Substorm entropies

The specific entropy ( s = p / ρ γ ) and total entropy ( S = p 1/ γ V ) of the plasma sheet during substorms are investigated with DMSP observations using a method that assumes ion isotropy (as also assumed in the derivation of S = p 1/ γ V ) and empirical magnetic field models that capture the expected characteristics of substorm phases. Earthward reductions of S are found during quasi‐steady periods (e.g., growth phase) as well as during the transition from growth to expansion phases. During quasi‐steady periods, (1) S and flux tube content ( N ) decrease moderately at midtail, but more steeply at the inner edge of the plasma sheet, and (2) s appears roughly conserved in the X or convection direction, but closer to Earth, there is a duskward heat flux. Both 1 and 2 suggest that curvature/gradient drifts can play a significant role in the S and N losses. On the other hand, during the transition from growth to expansion phases, S is reduced by an order of magnitude earthward of 20 R E , which can be attributed mainly to the reduction in V from the dipolarization after onset, but s is roughly conserved.

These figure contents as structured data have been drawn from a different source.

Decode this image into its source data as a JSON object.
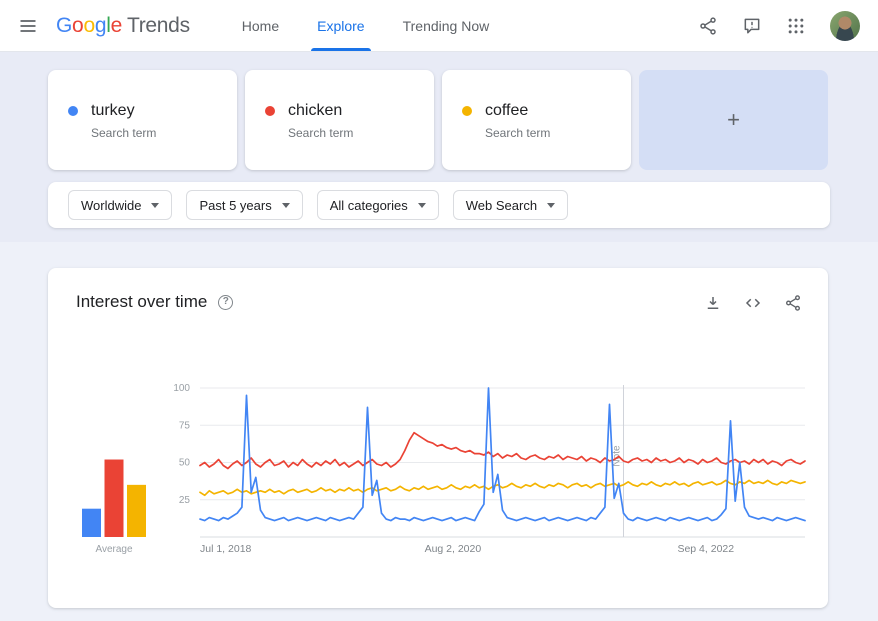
{
  "header": {
    "logo": {
      "letters": [
        {
          "ch": "G",
          "color": "#4285F4"
        },
        {
          "ch": "o",
          "color": "#EA4335"
        },
        {
          "ch": "o",
          "color": "#FBBC05"
        },
        {
          "ch": "g",
          "color": "#4285F4"
        },
        {
          "ch": "l",
          "color": "#34A853"
        },
        {
          "ch": "e",
          "color": "#EA4335"
        }
      ],
      "suffix": "Trends"
    },
    "nav": [
      {
        "label": "Home",
        "active": false
      },
      {
        "label": "Explore",
        "active": true
      },
      {
        "label": "Trending Now",
        "active": false
      }
    ]
  },
  "icons": {
    "menu": "hamburger",
    "share": "share-nodes",
    "feedback": "speech-bubble-exclamation",
    "apps": "grid-3x3",
    "help": "?",
    "download": "arrow-down-tray",
    "embed": "code-angle-brackets",
    "plus": "+"
  },
  "terms": [
    {
      "label": "turkey",
      "sublabel": "Search term",
      "color": "#4285f4"
    },
    {
      "label": "chicken",
      "sublabel": "Search term",
      "color": "#ea4335"
    },
    {
      "label": "coffee",
      "sublabel": "Search term",
      "color": "#f4b400"
    }
  ],
  "filters": [
    {
      "label": "Worldwide"
    },
    {
      "label": "Past 5 years"
    },
    {
      "label": "All categories"
    },
    {
      "label": "Web Search"
    }
  ],
  "chart_card": {
    "title": "Interest over time"
  },
  "chart_data": {
    "type": "line",
    "title": "Interest over time",
    "ylim": [
      0,
      100
    ],
    "yticks": [
      25,
      50,
      75,
      100
    ],
    "grid": true,
    "legend_position": "none",
    "xticks": [
      {
        "label": "Jul 1, 2018",
        "pos": 0.0
      },
      {
        "label": "Aug 2, 2020",
        "pos": 0.418
      },
      {
        "label": "Sep 4, 2022",
        "pos": 0.836
      }
    ],
    "note": {
      "label": "Note",
      "pos": 0.7
    },
    "averages": {
      "label": "Average",
      "values": [
        {
          "name": "turkey",
          "value": 19,
          "color": "#4285f4"
        },
        {
          "name": "chicken",
          "value": 52,
          "color": "#ea4335"
        },
        {
          "name": "coffee",
          "value": 35,
          "color": "#f4b400"
        }
      ]
    },
    "series": [
      {
        "name": "turkey",
        "color": "#4285f4",
        "values": [
          12,
          11,
          13,
          12,
          11,
          13,
          12,
          14,
          16,
          20,
          95,
          30,
          40,
          18,
          13,
          12,
          11,
          12,
          13,
          11,
          12,
          13,
          12,
          11,
          12,
          13,
          12,
          11,
          13,
          12,
          11,
          12,
          13,
          12,
          16,
          20,
          87,
          28,
          38,
          16,
          12,
          11,
          13,
          12,
          12,
          11,
          13,
          12,
          11,
          12,
          13,
          12,
          11,
          12,
          13,
          11,
          12,
          13,
          12,
          11,
          17,
          22,
          100,
          30,
          42,
          18,
          13,
          12,
          11,
          12,
          13,
          12,
          11,
          12,
          13,
          11,
          12,
          13,
          12,
          11,
          12,
          13,
          12,
          11,
          13,
          12,
          16,
          20,
          89,
          26,
          36,
          16,
          12,
          11,
          13,
          12,
          11,
          12,
          13,
          12,
          11,
          13,
          12,
          11,
          12,
          13,
          12,
          11,
          12,
          13,
          11,
          12,
          15,
          19,
          78,
          24,
          50,
          20,
          14,
          13,
          12,
          13,
          12,
          11,
          13,
          12,
          11,
          12,
          13,
          12,
          11
        ]
      },
      {
        "name": "chicken",
        "color": "#ea4335",
        "values": [
          48,
          50,
          47,
          49,
          52,
          48,
          46,
          49,
          51,
          48,
          50,
          53,
          49,
          47,
          50,
          52,
          48,
          49,
          51,
          47,
          50,
          48,
          52,
          49,
          47,
          50,
          48,
          51,
          49,
          52,
          48,
          50,
          47,
          49,
          51,
          48,
          50,
          52,
          49,
          48,
          50,
          47,
          49,
          52,
          58,
          65,
          70,
          68,
          66,
          64,
          63,
          61,
          62,
          60,
          59,
          60,
          58,
          57,
          58,
          56,
          56,
          55,
          57,
          54,
          56,
          53,
          55,
          54,
          56,
          53,
          52,
          54,
          55,
          53,
          52,
          54,
          53,
          55,
          52,
          54,
          53,
          52,
          54,
          51,
          53,
          52,
          50,
          53,
          51,
          52,
          54,
          51,
          50,
          52,
          53,
          51,
          52,
          50,
          53,
          51,
          52,
          50,
          51,
          53,
          50,
          52,
          51,
          49,
          52,
          50,
          51,
          53,
          50,
          49,
          51,
          52,
          50,
          51,
          49,
          52,
          50,
          52,
          49,
          51,
          50,
          48,
          51,
          52,
          50,
          49,
          51
        ]
      },
      {
        "name": "coffee",
        "color": "#f4b400",
        "values": [
          30,
          28,
          31,
          29,
          30,
          31,
          29,
          30,
          32,
          30,
          31,
          29,
          30,
          31,
          30,
          32,
          30,
          31,
          29,
          31,
          32,
          30,
          31,
          32,
          30,
          31,
          33,
          31,
          32,
          30,
          32,
          31,
          33,
          31,
          32,
          30,
          32,
          33,
          31,
          32,
          33,
          31,
          32,
          34,
          32,
          31,
          33,
          32,
          34,
          32,
          33,
          34,
          32,
          33,
          35,
          33,
          32,
          34,
          33,
          35,
          33,
          34,
          32,
          34,
          35,
          33,
          34,
          36,
          34,
          33,
          35,
          34,
          36,
          34,
          33,
          35,
          34,
          36,
          35,
          33,
          35,
          36,
          34,
          35,
          33,
          35,
          36,
          34,
          35,
          36,
          34,
          35,
          37,
          35,
          34,
          36,
          35,
          37,
          35,
          34,
          36,
          35,
          37,
          35,
          36,
          34,
          36,
          37,
          35,
          36,
          37,
          35,
          36,
          38,
          36,
          35,
          37,
          36,
          38,
          36,
          37,
          36,
          38,
          36,
          35,
          37,
          36,
          38,
          37,
          36,
          37
        ]
      }
    ]
  }
}
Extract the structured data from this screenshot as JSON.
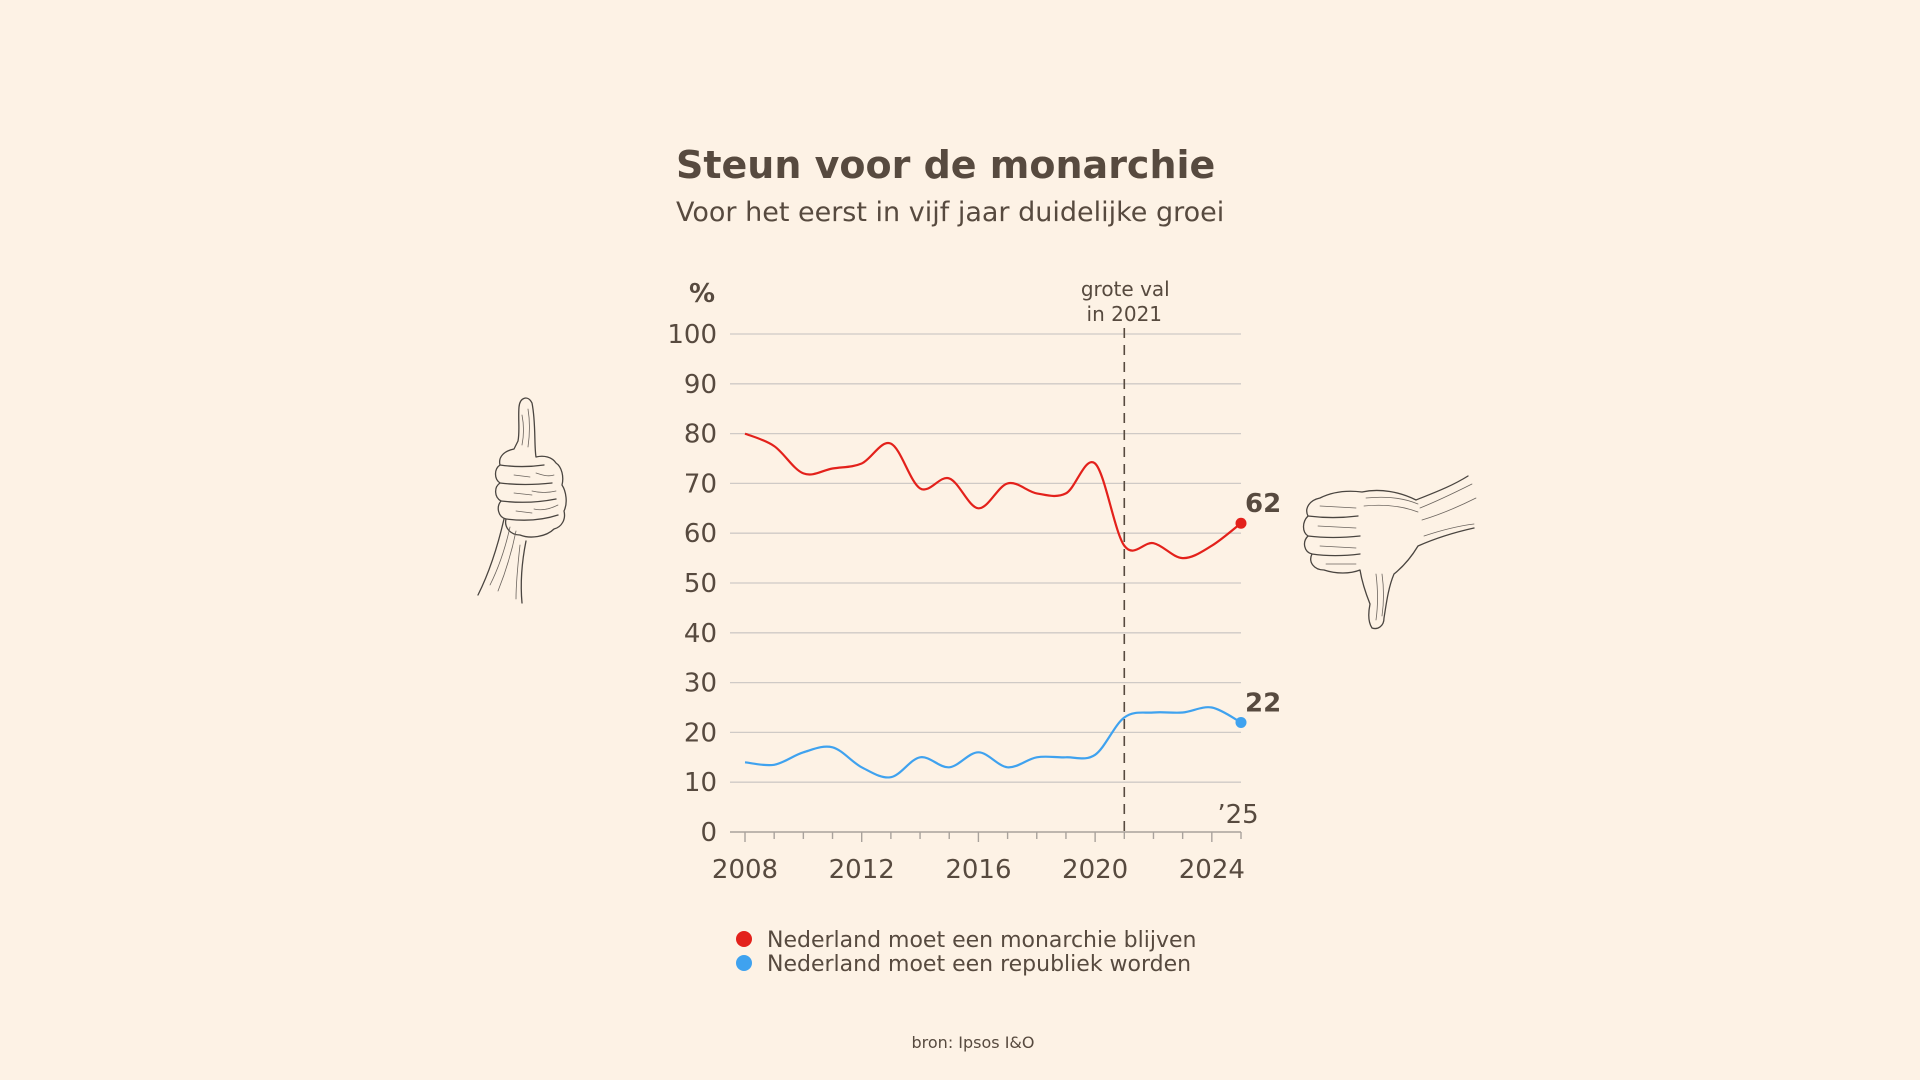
{
  "chart_data": {
    "type": "line",
    "title": "Steun voor de monarchie",
    "subtitle": "Voor het eerst in vijf jaar duidelijke groei",
    "ylabel": "%",
    "ylim": [
      0,
      100
    ],
    "yticks": [
      0,
      10,
      20,
      30,
      40,
      50,
      60,
      70,
      80,
      90,
      100
    ],
    "xlim": [
      2008,
      2025
    ],
    "xticks": [
      2008,
      2012,
      2016,
      2020,
      2024
    ],
    "x_end_label": "’25",
    "annotation": {
      "x": 2021,
      "text_line1": "grote val",
      "text_line2": "in 2021"
    },
    "series": [
      {
        "name": "Nederland moet een monarchie blijven",
        "color": "#e3211b",
        "end_label": "62",
        "points": [
          [
            2008,
            80
          ],
          [
            2009,
            77.5
          ],
          [
            2010,
            72
          ],
          [
            2011,
            73
          ],
          [
            2012,
            74
          ],
          [
            2013,
            78
          ],
          [
            2014,
            69
          ],
          [
            2015,
            71
          ],
          [
            2016,
            65
          ],
          [
            2017,
            70
          ],
          [
            2018,
            68
          ],
          [
            2019,
            68
          ],
          [
            2020,
            74
          ],
          [
            2021,
            57.5
          ],
          [
            2022,
            58
          ],
          [
            2023,
            55
          ],
          [
            2024,
            57.5
          ],
          [
            2025,
            62
          ]
        ]
      },
      {
        "name": "Nederland moet een republiek worden",
        "color": "#3fa2ef",
        "end_label": "22",
        "points": [
          [
            2008,
            14
          ],
          [
            2009,
            13.5
          ],
          [
            2010,
            16
          ],
          [
            2011,
            17
          ],
          [
            2012,
            13
          ],
          [
            2013,
            11
          ],
          [
            2014,
            15
          ],
          [
            2015,
            13
          ],
          [
            2016,
            16
          ],
          [
            2017,
            13
          ],
          [
            2018,
            15
          ],
          [
            2019,
            15
          ],
          [
            2020,
            15.5
          ],
          [
            2021,
            23
          ],
          [
            2022,
            24
          ],
          [
            2023,
            24
          ],
          [
            2024,
            25
          ],
          [
            2025,
            22
          ]
        ]
      }
    ]
  },
  "source": "bron: Ipsos I&O",
  "icons": {
    "left": "thumbs-up-icon",
    "right": "thumbs-down-icon"
  }
}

This result is consistent with a mechanism that reduces the flux tube volume/content without significantly altering s . Recent magnetohydrodynamic/particle‐in‐cell simulations of magnetic reconnection indicate that s tends to be conserved except in the small dissipation region, but the change in the field line topology for a reconnected field line can lead to a reduction in S with the remainder contained in a plasmoid that forms tailward of the X line.